When older adults receive various forms of social support such as money, food, clothing and help with housework from family members, their depressive symptoms went down, the findings show. But there was also an opposite effect. Being the recipients of help made them feel they were not in control of their lives. This loss of control in turn also increased their depressive symptoms, counteracting the positive effect of receiving the aid.
This "mixed blessing" was discovered by researchers Rahul Malhotra and Shannon Ang, from the Centre for Ageing Research and Education (Care) at Duke-NUS Medical School, who analysed data from surveys of 2,766 adults aged 62 to 97.

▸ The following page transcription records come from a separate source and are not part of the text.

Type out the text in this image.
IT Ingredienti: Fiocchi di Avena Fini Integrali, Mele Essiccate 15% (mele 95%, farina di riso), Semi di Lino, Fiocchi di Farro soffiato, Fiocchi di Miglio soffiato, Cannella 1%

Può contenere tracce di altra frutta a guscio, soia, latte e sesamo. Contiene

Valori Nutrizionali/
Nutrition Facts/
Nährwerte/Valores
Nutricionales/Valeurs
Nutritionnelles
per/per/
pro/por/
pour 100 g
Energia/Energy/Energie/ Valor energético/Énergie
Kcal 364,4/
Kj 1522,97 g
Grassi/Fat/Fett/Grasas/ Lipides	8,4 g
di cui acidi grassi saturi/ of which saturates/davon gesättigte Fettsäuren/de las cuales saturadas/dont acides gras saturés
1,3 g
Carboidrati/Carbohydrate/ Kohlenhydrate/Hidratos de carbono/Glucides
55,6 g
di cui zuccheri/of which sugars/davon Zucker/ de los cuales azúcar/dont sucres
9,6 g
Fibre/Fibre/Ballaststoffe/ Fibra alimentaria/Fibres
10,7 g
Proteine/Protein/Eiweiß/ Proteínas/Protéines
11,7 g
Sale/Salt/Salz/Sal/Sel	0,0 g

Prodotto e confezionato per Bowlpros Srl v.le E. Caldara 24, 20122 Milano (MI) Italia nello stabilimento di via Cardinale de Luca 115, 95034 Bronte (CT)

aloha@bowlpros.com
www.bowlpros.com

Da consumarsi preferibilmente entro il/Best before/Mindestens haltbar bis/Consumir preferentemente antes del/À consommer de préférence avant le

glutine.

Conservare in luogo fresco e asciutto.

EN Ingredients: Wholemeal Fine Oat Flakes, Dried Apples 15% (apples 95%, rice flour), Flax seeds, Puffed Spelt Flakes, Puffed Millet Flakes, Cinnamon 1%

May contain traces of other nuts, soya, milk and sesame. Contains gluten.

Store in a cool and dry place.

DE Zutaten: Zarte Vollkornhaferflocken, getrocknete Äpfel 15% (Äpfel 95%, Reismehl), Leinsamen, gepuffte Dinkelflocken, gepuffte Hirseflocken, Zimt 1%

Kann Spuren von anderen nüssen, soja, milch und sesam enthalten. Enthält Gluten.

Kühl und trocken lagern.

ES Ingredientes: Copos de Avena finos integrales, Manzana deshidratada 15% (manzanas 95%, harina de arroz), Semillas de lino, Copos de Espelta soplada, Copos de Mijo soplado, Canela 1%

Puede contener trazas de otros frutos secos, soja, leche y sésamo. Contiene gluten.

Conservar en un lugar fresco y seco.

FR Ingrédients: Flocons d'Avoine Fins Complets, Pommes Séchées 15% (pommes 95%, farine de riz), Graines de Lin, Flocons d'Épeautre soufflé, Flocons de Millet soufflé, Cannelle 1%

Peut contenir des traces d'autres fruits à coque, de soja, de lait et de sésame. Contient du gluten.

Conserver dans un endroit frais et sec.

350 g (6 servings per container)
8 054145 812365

It is the first study in Singapore to demonstrate the simultaneous negative and positive effects of social support among older adults, and the researchers say it has implications for policymaking.

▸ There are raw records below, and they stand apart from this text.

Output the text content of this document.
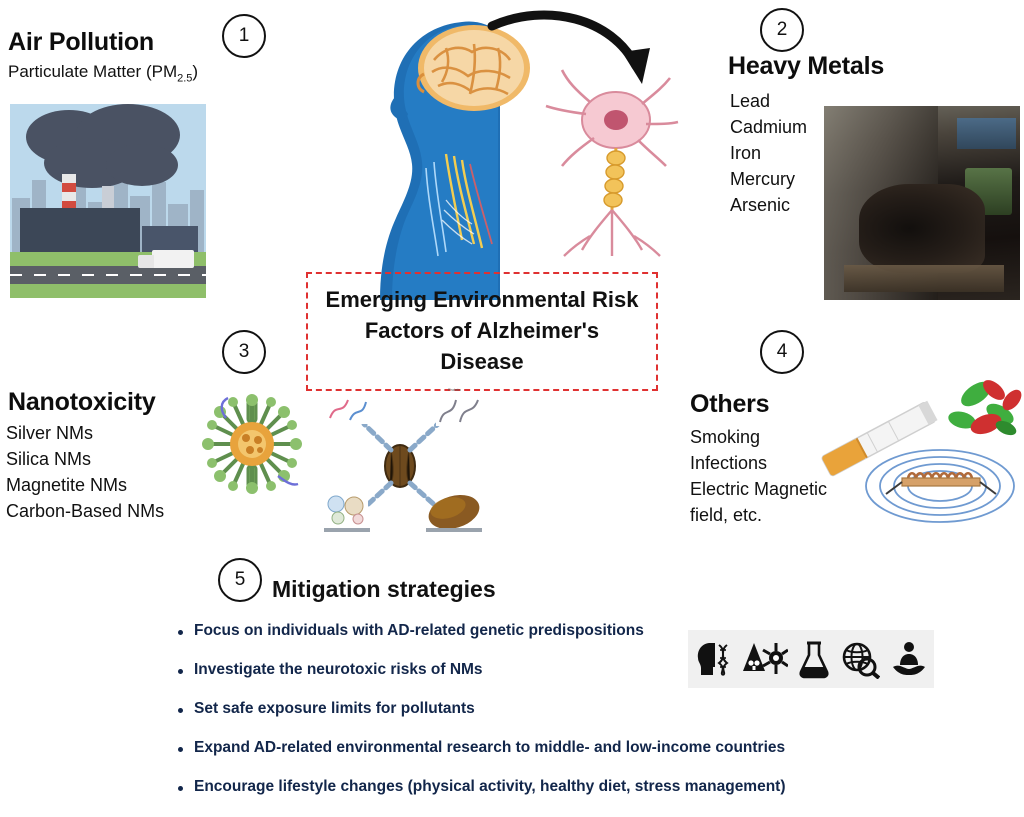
1
Air Pollution
Particulate Matter $(PM_{2.5})$
2
Heavy Metals
Lead
Cadmium
Iron
Mercury
Arsenic
Emerging Environmental Risk
Factors of Alzheimer's Disease
3
Nanotoxicity
Silver NMs
Silica NMs
Magnetite NMs
Carbon-Based NMs
Protein
4
Others
Smoking
Infections
Electric Magnetic
field, etc.
5	Mitigation strategies
Focus on individuals with AD-related genetic predispositions
Investigate the neurotoxic risks of NMs
Set safe exposure limits for pollutants
Expand AD-related environmental research to middle- and low-income countries
Encourage lifestyle changes (physical activity, healthy diet, stress management)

Existing studies have shown that receiving social support can help to improve a person's mental health, but other studies have also found that obtaining social support may not have an effect.
Findings from this new study, published recently in the journal Social Science And Medicine, also found a gender difference. Women tend to lose more of their sense of control over life when they receive help, compared to men.
We need to think of ways in which we can help older adults without increasing their sense of dependence.
ASSISTANT PROFESSOR RAHUL MALHOTRA, Care's head of research.
The researchers said the difference could be because traditional cultural expectations situate the female primarily within the household. So older females may attach more importance to their roles in the family and therefore feel a keener sense of loss when they become recipients of help instead.
"Our findings have implications for policymakers because they point towards the importance of crafting policies and encouraging ways to provide support to older persons that can help them maintain their sense of control over their own lives," said Assistant Professor Malhotra, Care's head of research.
"We need to think of ways in which we can help older adults without increasing their sense of dependence."
Asked how much social support ought to be offered to older adults, he said: "It depends on each individual but we need to talk to and listen to them so that they either participate in the process or have a voice in it."
Duke-NUS' Associate Professor Angelique Chan, who is also an associate professor at the sociology department of the National University of Singapore, said the findings show the provision of social services ought not to be too heavy- handed. For instance, if volunteers were to show up to help clean up a house, they should not do everything for the elderly.
"They can help buy the cleaning agents or move heavy furniture for them but they should involve the elderly in cleaning up parts of their own houses," she said.
On a larger scale, infrastructure in the community should encourage older adults to stay autonomous as long as possible.
Fostering a dementia-friendly community in Yishun, where shop owners and people in the neighbourhood know how to tend to dementia sufferers, is one example of empowering the elderly to get out of the house and remain independent despite their illnesses.
"Beyond basic subsistence and safety, what we yearn for is purpose, meaning and self-actualisation," said Ms Peh Kim Choo, chief of programmes at Tsao Foundation.
"The challenge is for systems and services to leverage on this positive drive for self-mastery and independence."